Un nuevo y extravagante arte sacro
Una cosa que me llamaba la atención de los innovadores fue el apoyo que dieron a las manifestaciones más atrevidas y extravagantes del arte sacro, y a cierta literatura erótico-mística muy perniciosa.
Lucha de clases
También circulaba una tendencia en la Acción Católica a favorecer casi exclusivamente a las clases trabajadoras. Este impulso vino especialmente de la JOC (Juventud Obrera Católica).
Los movimientos obreros tendían a ser promovidos preferencialmente porque, se decía, las clases dominantes habían perdido todo prestigio. De hecho, la existencia misma de la clase aristocrática y burguesa era una especie de cáncer de la sociedad. Era necesario acabar con estas clases. Había, por tanto, una cierta tendencia a favorecer la lucha de clases.
Yo era partidario entusiasta de la organización de las clases populares según el espíritu de la Iglesia, pero me oponía categóricamente a esta tendencia igualitaria. En mi opinión, era realmente necesario hacer un apostolado en las clases altas para que pudieran guiar a las clases populares hacia el bien.
Balance final: una nueva «iglesia» infiltrada en la Iglesia
En resumen:
- Estábamos en presencia de una nueva religión, optimista, alegre, permisiva y satisfecha, fundada en la idea de que, si se le deja en completa libertad, el hombre tiende naturalmente al bien.
- Casi como una espada escondida en su vaina, los innovadores ocultaron sus doctrinas. Era como una nueva «iglesia» infiltrada en la Iglesia.
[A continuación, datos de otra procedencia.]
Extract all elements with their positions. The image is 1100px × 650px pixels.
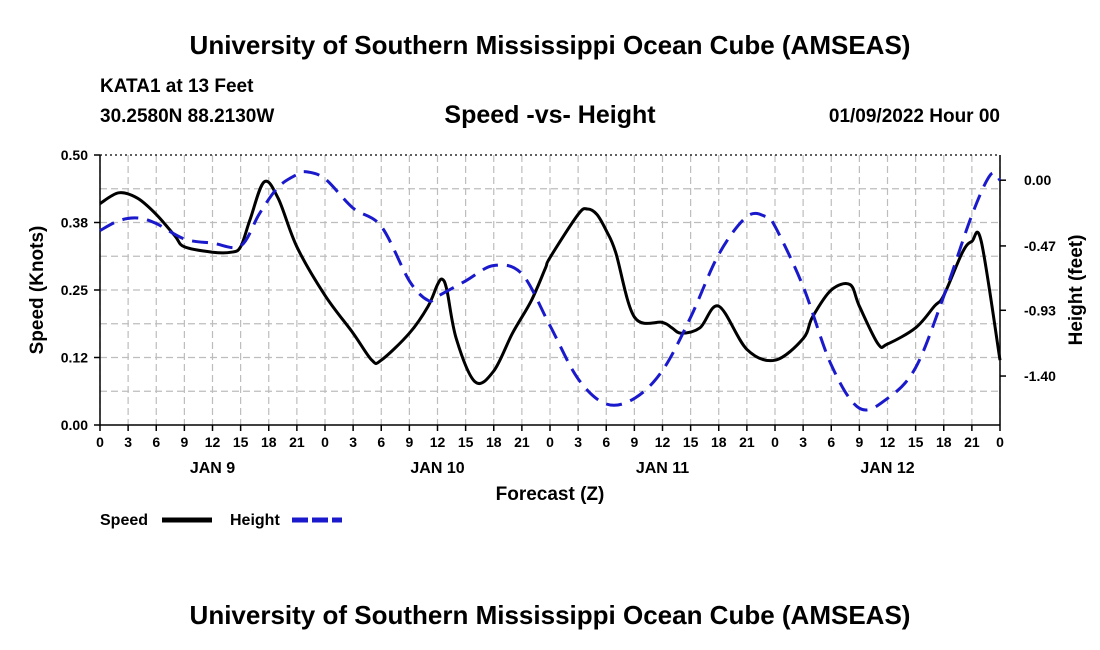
coordinates-label: 30.2580N 88.2130W <box>100 106 275 127</box>
y2-tick-label: -0.47 <box>1024 238 1056 254</box>
legend-label-height: Height <box>230 512 280 529</box>
chart-subtitle: Speed -vs- Height <box>444 101 656 129</box>
forecast-datetime: 01/09/2022 Hour 00 <box>828 106 1000 127</box>
x-tick-label: 12 <box>655 434 671 450</box>
y-tick-label: 0.12 <box>61 350 88 366</box>
x-tick-label: 15 <box>908 434 924 450</box>
x-tick-label: 21 <box>964 434 980 450</box>
x-tick-label: 15 <box>683 434 699 450</box>
x-tick-label: 0 <box>546 434 554 450</box>
x-tick-label: 12 <box>880 434 896 450</box>
legend-label-speed: Speed <box>100 512 148 529</box>
y2-tick-label: 0.00 <box>1024 172 1051 188</box>
y-tick-label: 0.50 <box>61 147 88 163</box>
x-tick-label: 0 <box>96 434 104 450</box>
y-tick-label: 0.00 <box>61 417 88 433</box>
y2-axis-label: Height (feet) <box>1066 235 1087 346</box>
y2-tick-label: -1.40 <box>1024 368 1056 384</box>
x-tick-label: 9 <box>855 434 863 450</box>
station-label: KATA1 at 13 Feet <box>100 76 254 97</box>
x-tick-label: 0 <box>996 434 1004 450</box>
date-label: JAN 10 <box>410 460 464 477</box>
x-tick-label: 18 <box>261 434 277 450</box>
x-tick-label: 21 <box>739 434 755 450</box>
series-line-height <box>99 170 1002 412</box>
series-line-speed <box>99 179 1002 386</box>
x-tick-label: 3 <box>574 434 582 450</box>
x-tick-label: 3 <box>124 434 132 450</box>
x-tick-label: 0 <box>771 434 779 450</box>
x-tick-label: 12 <box>430 434 446 450</box>
x-tick-label: 9 <box>405 434 413 450</box>
x-tick-label: 15 <box>233 434 249 450</box>
x-tick-label: 6 <box>827 434 835 450</box>
y-axis-label: Speed (Knots) <box>27 226 48 355</box>
x-tick-label: 21 <box>289 434 305 450</box>
x-tick-label: 18 <box>936 434 952 450</box>
x-tick-label: 3 <box>799 434 807 450</box>
x-tick-label: 6 <box>602 434 610 450</box>
x-tick-label: 6 <box>152 434 160 450</box>
y-tick-label: 0.38 <box>61 215 88 231</box>
y-tick-label: 0.25 <box>61 282 88 298</box>
date-label: JAN 11 <box>636 460 689 477</box>
x-tick-label: 15 <box>458 434 474 450</box>
x-axis-label: Forecast (Z) <box>496 484 605 505</box>
x-tick-label: 9 <box>180 434 188 450</box>
footer-title: University of Southern Mississippi Ocean… <box>189 600 911 630</box>
chart-title: University of Southern Mississippi Ocean… <box>189 30 911 60</box>
x-tick-label: 12 <box>205 434 221 450</box>
x-tick-label: 18 <box>486 434 502 450</box>
y2-tick-label: -0.93 <box>1024 302 1056 318</box>
x-tick-label: 3 <box>349 434 357 450</box>
x-tick-label: 9 <box>630 434 638 450</box>
x-tick-label: 21 <box>514 434 530 450</box>
date-label: JAN 9 <box>190 460 235 477</box>
date-label: JAN 12 <box>860 460 914 477</box>
x-tick-label: 0 <box>321 434 329 450</box>
x-tick-label: 6 <box>377 434 385 450</box>
x-tick-label: 18 <box>711 434 727 450</box>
- Los innovadores predicaban una revolución para la Iglesia simétrica a lo que había sido la Revolución Francesa para la sociedad.
Todo esto presagiaba desarrollos que llevarían a estallidos cada vez más radicales.
Fuente: “Minha Vida Pública”. Compilación de relatos autobiográficos de Plinio Corrêa de Oliveira, Artpress, São Paulo 2015, pp. 196-203.